Le Conseil Central de l’Union Internationale des Magistrats (UIM) s’est réuni le 15 octobre 2025 à Baku en Azerbaïdjan dans le cadre de la 67ème réunion annuelle de l’Union. La réunion s’est largement penchée sur la situation née de la dissolution du Syndicat Autonome des Magistrats du Niger (SAMAN), décidée par l’autorité politique nigérienne ainsi que les implications qu’elle a engendrées.
Il s’agit notamment de la radiation du Secrétaire Général du Syndicat, suivie de celle de son Adjoint, intervenue le 15 août 2025, le gel des fonds du syndicat et la suspension des salaires des magistrats radiés.
Pour le Conseil Central de l’Union Internationale des Magistrats (UIM), toutes ces mesures relèvent d’un « acharnement sans précédent sur les membres du syndicat » avant de qualifier de « dramatiques », les répercussions que ces décisions pourront avoir sur « la liberté d’association des magistrats, l’indépendance de la justice et les droits fondamentaux des membres du Syndicat ».

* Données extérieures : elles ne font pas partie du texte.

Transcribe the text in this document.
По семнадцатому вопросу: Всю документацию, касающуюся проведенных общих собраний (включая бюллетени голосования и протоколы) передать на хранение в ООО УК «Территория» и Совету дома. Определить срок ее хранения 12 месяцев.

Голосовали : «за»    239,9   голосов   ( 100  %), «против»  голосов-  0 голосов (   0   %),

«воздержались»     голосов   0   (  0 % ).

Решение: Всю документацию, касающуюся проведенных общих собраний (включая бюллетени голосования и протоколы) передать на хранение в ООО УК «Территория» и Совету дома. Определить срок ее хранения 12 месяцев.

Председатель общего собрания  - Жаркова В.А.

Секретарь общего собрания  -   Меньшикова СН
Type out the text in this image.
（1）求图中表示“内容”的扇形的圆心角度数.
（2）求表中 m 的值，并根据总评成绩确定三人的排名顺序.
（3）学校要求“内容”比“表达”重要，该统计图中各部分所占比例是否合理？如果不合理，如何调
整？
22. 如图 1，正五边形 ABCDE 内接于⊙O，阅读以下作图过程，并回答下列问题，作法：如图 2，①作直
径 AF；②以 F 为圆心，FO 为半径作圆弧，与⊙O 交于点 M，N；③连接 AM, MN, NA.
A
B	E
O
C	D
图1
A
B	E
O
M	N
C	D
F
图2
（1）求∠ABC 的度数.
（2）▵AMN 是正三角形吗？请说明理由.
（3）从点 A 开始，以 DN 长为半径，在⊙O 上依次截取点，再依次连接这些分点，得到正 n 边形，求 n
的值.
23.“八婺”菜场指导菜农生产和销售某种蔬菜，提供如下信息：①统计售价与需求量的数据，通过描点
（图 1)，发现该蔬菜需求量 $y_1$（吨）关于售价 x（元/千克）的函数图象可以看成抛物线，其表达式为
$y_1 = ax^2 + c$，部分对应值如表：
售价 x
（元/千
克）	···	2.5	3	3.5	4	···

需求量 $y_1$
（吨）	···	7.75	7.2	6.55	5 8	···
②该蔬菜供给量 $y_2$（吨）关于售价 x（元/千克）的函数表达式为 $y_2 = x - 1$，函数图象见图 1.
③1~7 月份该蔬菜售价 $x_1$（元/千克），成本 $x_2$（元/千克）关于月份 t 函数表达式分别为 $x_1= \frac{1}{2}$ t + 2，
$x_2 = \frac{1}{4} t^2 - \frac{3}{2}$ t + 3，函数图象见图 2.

Le Conseil s’est inquiété aussi du « risque réel de placement de la justice nigérienne sous le contrôle et la direction de l’autorité politique », privant ainsi les magistrats de tout « contrepoids face aux ingérences extérieures ».
En outre, tout en dénonçant « l’absence de réponse de la part des autorités nigériennes aux différents recours déposés par les membres du syndicat », le Conseil Central de l’Union Internationale des Magistrats (UIM), a tenu à « renouveler solennellement son soutien entier et indéfectible aux magistrats du Niger qui continuent de subir les conséquences désastreuses des décisions de l’autorité politique ».
Puis de dénoncer fermement « la dissolution illégale du Syndicat Autonome des Magistrats du Niger et la radiation de ses principaux responsables » avant d’exhorte vivement les autorités nigériennes à « restaurer le SAMAN, à réintégrer les membres injustement radiés du corps des magistrats et à lever le gel des fonds de ladite structure ».
Tout en appelant ses associations membres à se « mobiliser et à œuvrer collectivement pour le respect de l’indépendance de la justice et des droits de magistrats du Niger », l’UIM invite les autorités nigériennes à « remettre en place les garanties institutionnelles de l’indépendance du pouvoir judiciaire, conformément aux normes internationales, et à mettre un terme aux dérives attentatoires aux droits des magistrats à exercer en toute indépendance ».